The process for setting the emissions reduction targets for each sector of the economy is set to move onto the next phase now, as the public consultation process closed today.
The public consultation was launched on December 22, with stakeholders from across the economy invited to make submissions underlining what targets should be aspired to – but also what targets are realistically possible, depending on the sector.
Ireland is committed to reducing total emissions of greenhouse gases (GHGs) by 51% by 2030.
As part of that effort, the government has already outlined two economy-wide carbon budgets: one for the period to 2025, aiming for a 4.8% overall cut in emissions per year; and one for the period 2025 to 2030, aiming for a cut in emissions of 8.3% per year (a third provisional budget is outlined for the period to 2035, envisaging a cut of 3.5% per year).
Sectoral targets will now have to be worked out in order to achieve these targets.
The ranges within which sectoral targets are to be set have already been outlined.
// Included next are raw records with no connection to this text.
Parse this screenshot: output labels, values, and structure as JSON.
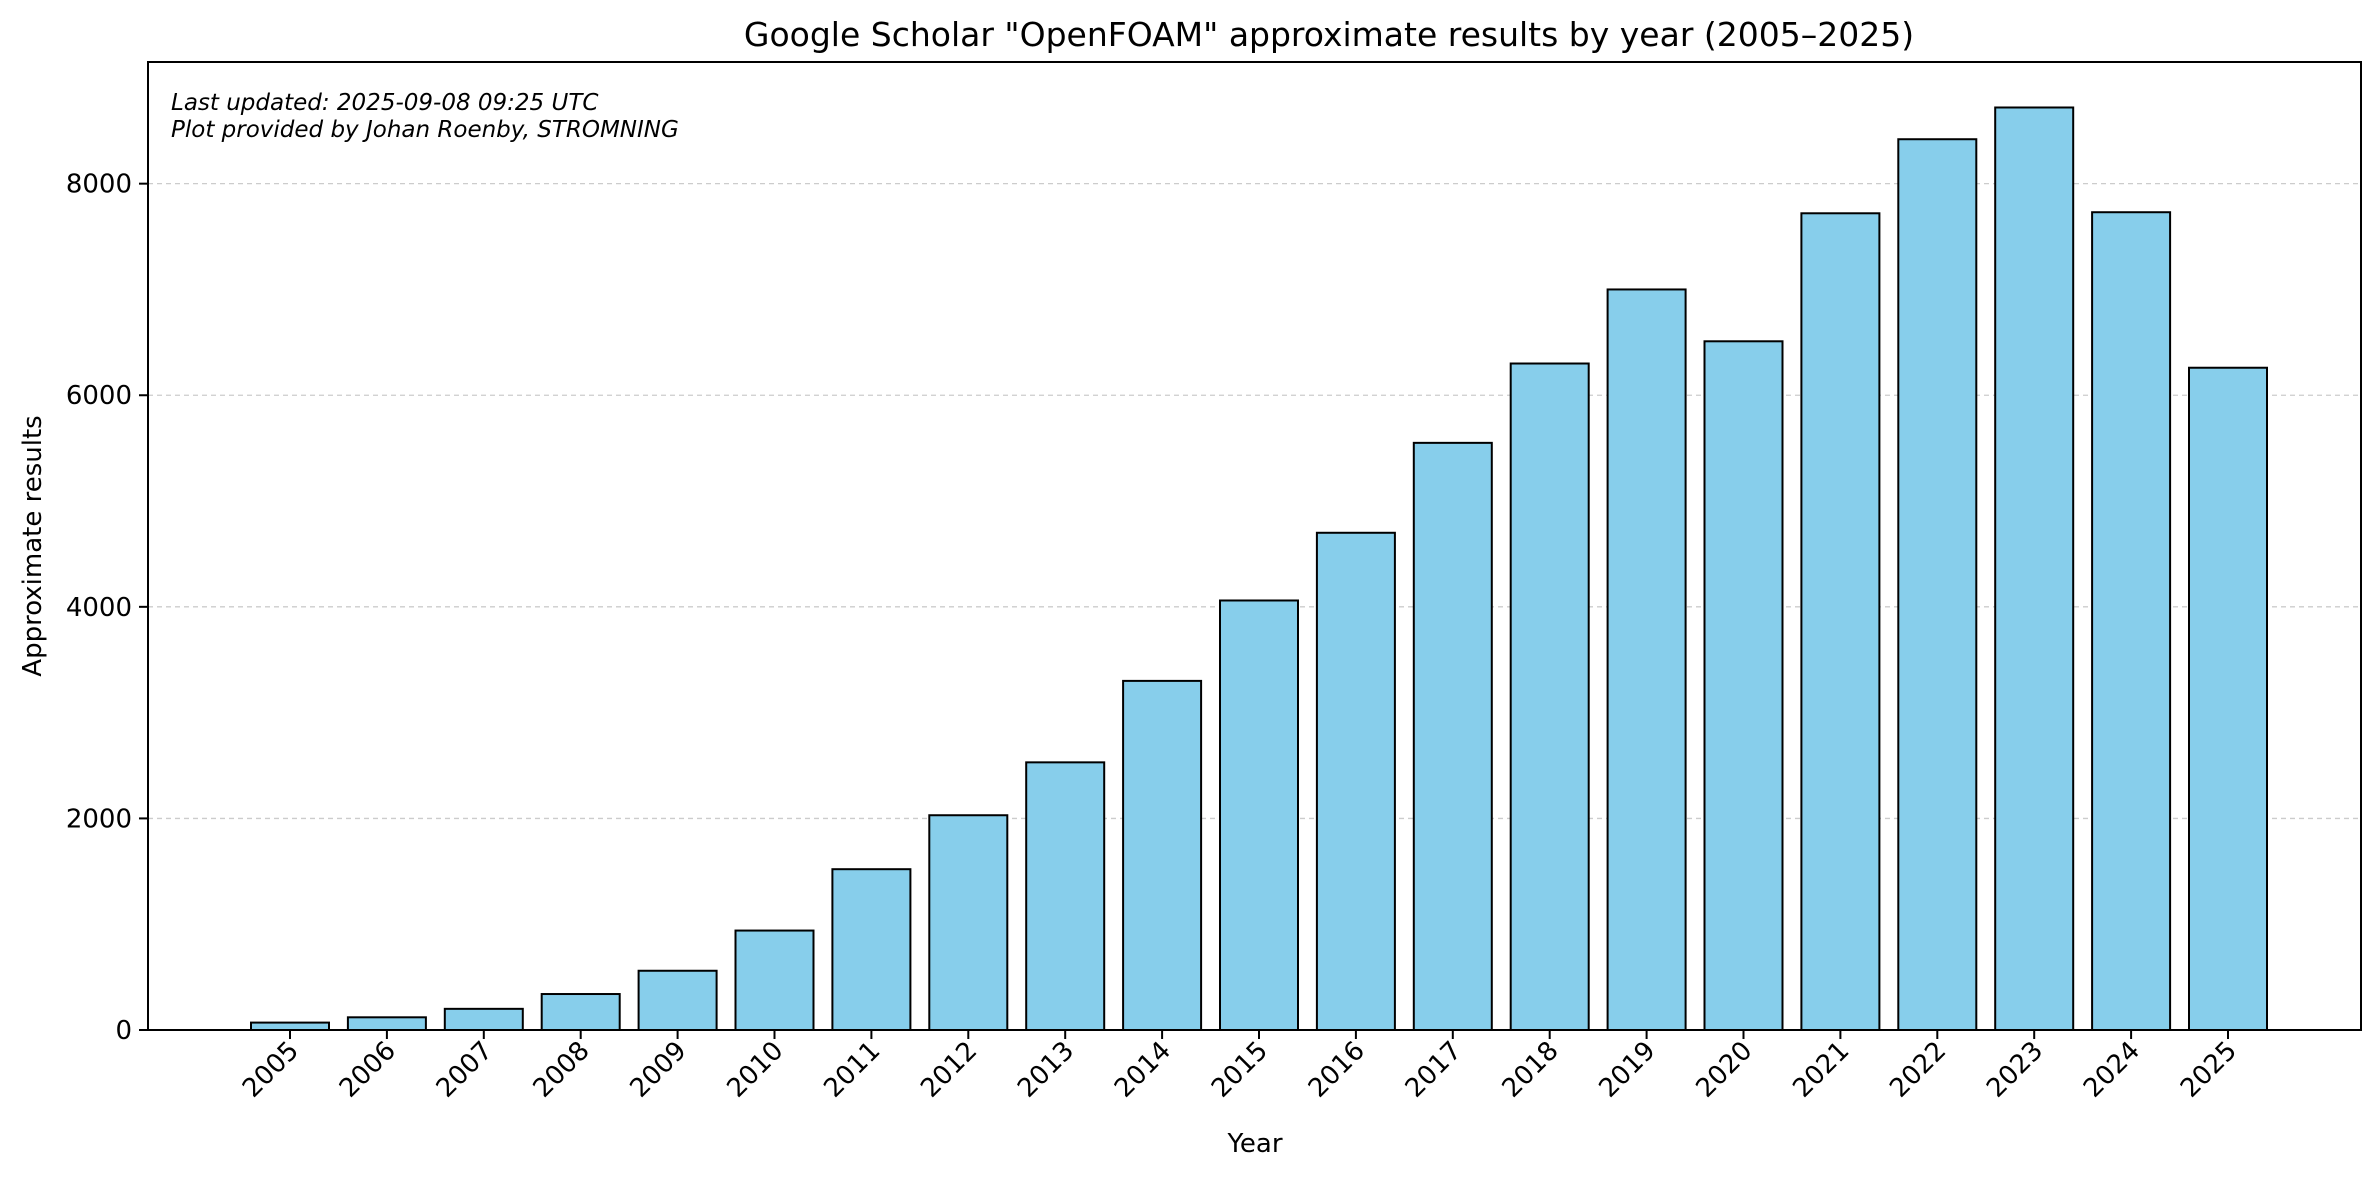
{
  "chart_data": {
    "type": "bar",
    "title": "Google Scholar \"OpenFOAM\" approximate results by year (2005–2025)",
    "xlabel": "Year",
    "ylabel": "Approximate results",
    "categories": [
      "2005",
      "2006",
      "2007",
      "2008",
      "2009",
      "2010",
      "2011",
      "2012",
      "2013",
      "2014",
      "2015",
      "2016",
      "2017",
      "2018",
      "2019",
      "2020",
      "2021",
      "2022",
      "2023",
      "2024",
      "2025"
    ],
    "values": [
      70,
      120,
      200,
      340,
      560,
      940,
      1520,
      2030,
      2530,
      3300,
      4060,
      4700,
      5550,
      6300,
      7000,
      6510,
      7720,
      8420,
      8720,
      7730,
      6260
    ],
    "ylim": [
      0,
      9150
    ],
    "yticks": [
      0,
      2000,
      4000,
      6000,
      8000
    ],
    "grid": "y dashed",
    "bar_color": "#87ceeb",
    "bar_edge_color": "#000000",
    "annotations": [
      "Last updated: 2025-09-08 09:25 UTC",
      "Plot provided by Johan Roenby, STROMNING"
    ]
  }
}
For agriculture, this will be between a 22% and 30% cut in emissions by 2030.
Although this is markedly lower than other sectors, it is broadly in line with what farm organisations and bodies such as Teagasc think is possible for the agri-sector.
Despite this, the economic impact that this target will have on farmers has been stressed repeatedly by farm organisations.
A specific sectoral target for cutting emissions – somewhere between 22% and 30% – will be set for agriculture in the near future.
Failure to meet these targets could leave Ireland open to legal action domestically as well as at EU and international level.
The Department of Agriculture, Food and the Marine is already taking steps to “stabilise and then reduce” (to use Minister Charlie McConalogue’s words) emissions in the agriculture sector.
As part of that, the Food Visions Dairy Group has been established to implement the climate and environmental measures outlined in Ireland’s latest agri-food strategy, Food Vision 2030.
Similar groups will also be set up for the beef and sheep sectors soon.
The formation of this group – under the chairpersonship of former Teagasc director Gerry Boyle – has sparked concerns among farm organisations that some sort of cap – or even quota – on production from the dairy sector is imminent.
However, speaking to Agriland after the first meeting of the group yesterday, Boyle said that reintroducing milk quotas “is not part of his agenda”.
Boyle told Agriland: “I am very aware of the fact that the members of the group will be discussing a very sensitive subject.
“However, we are now in the second year of a Climate Action Plan. Within this, the target has been set of first stabilising emissions within the milk sector and, thereafter, reducing them.
“The members of the new group will be looking at all the options that are on the table in this regard. Personally, I am totally open-minded on the matter. I am not coming to the table with prescriptive solutions,” Boyle added.